Ben bu turda denetim raporlarıyla başlamak istiyordum ama Sayın Kuşoğlu her zaman olduğu gibi ayrıntılı bir şekilde anlattı. Ben tekrarlayacağım çünkü bu çok önemli bir konu. Her turda söylüyoruz, söylemeye de devam edeceğiz; gerçekten, biz 2017 bütçesiyle birlikte 2015 Sayıştay Raporlarını da görüşüyoruz, bütçesini de ibra edeceğiz. Dolayısıyla, burada çok önemli bilgiler var, her şeye rağmen çok önemli bilgiler var. Bu bilgiler sizin Bakanlığınız ve bağlı kuruluşlar tarafından da değerlendiriliyor mu?

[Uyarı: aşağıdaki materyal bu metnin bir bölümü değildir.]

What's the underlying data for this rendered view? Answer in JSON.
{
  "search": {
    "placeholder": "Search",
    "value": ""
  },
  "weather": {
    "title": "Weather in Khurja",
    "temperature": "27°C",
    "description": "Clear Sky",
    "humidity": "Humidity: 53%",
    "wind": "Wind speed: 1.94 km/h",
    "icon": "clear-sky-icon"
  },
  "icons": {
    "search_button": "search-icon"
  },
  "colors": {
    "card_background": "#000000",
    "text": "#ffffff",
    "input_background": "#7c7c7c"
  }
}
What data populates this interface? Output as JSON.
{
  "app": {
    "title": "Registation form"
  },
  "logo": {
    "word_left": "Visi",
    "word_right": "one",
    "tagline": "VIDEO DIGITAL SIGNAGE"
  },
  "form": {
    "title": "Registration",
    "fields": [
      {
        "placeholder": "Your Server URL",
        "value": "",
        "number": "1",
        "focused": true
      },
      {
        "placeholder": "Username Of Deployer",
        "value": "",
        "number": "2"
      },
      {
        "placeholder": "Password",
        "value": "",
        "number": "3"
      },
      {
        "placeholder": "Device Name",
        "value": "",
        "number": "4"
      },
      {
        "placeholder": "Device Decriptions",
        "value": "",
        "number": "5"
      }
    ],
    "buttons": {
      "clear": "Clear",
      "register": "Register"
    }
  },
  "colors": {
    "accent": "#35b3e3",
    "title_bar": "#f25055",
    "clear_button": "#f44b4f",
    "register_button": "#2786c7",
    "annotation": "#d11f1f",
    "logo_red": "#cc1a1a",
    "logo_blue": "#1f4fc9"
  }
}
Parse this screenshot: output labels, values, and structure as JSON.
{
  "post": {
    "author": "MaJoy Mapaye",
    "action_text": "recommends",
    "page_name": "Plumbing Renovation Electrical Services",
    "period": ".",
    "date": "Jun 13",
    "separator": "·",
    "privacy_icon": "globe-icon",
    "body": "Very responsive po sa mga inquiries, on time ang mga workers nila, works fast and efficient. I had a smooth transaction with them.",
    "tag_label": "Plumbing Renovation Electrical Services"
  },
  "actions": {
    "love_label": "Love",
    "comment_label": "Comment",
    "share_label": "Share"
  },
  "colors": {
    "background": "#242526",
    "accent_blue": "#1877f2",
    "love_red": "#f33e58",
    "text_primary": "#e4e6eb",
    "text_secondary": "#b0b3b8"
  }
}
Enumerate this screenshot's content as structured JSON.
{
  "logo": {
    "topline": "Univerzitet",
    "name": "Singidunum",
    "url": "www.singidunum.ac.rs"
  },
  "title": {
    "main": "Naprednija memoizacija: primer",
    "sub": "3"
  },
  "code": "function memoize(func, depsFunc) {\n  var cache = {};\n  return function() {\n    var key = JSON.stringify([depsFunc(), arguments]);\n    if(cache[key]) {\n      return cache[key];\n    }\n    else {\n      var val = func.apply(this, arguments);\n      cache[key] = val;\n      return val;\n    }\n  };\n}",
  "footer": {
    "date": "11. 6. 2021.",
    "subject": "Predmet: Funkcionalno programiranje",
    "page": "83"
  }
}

Birkaç tanesinden örnek vereceğim: Yüksek Öğrenim Kredi ve Yurtlar Kurumuyla ilgili denetim görüşüne dayayan -bir kısmını Sayın Kuşoğlu ifade etti- çok önemli notlar var. Bu notlarla ilgili gerçekten bu raporlara baktınız mı ve bu notlarla ilgili neler yaptınız? Örneğin "Öğrenciden yurt yatak ücreti ve/veya depozito borçları muhasebe kayıtlarında izlenememektedir." diyor. Ne anlama geliyor bunlar? Bunun gibi çok sayıda örnek var, hepsine girmek istemiyorum. Aynı şey Spor Genel Müdürlüğüyle ilgili var, işte TOKİ'den devralınan 1 milyar 646 milyon 777 bin liranın kaydı yapılmamış, kurum, kuruluşun, tesisin kaydı yapılmamış. Niye yapılmıyor, nerede bunlar? Ha, diyeceksiniz "Bunlar önemli şeyler değil kardeşim, yapılmamış ama yarın yaparız." Böyle bir devlet olmaz yani. Evde bile, aile bütçesinde bile bunların kaydı yapılır, merak edilir. Yapılmazsa bunların kaydı Sayın Bakanım, tamam, belki de hiçbir usulsüzlük yoktur ama insanlar şüpheyle bakarlar bunlara ve nitekim şüpheyle bakılıyor, bunu bilin. Bunu bütün bütçelerde söyledik, burada da söylemiş olalım.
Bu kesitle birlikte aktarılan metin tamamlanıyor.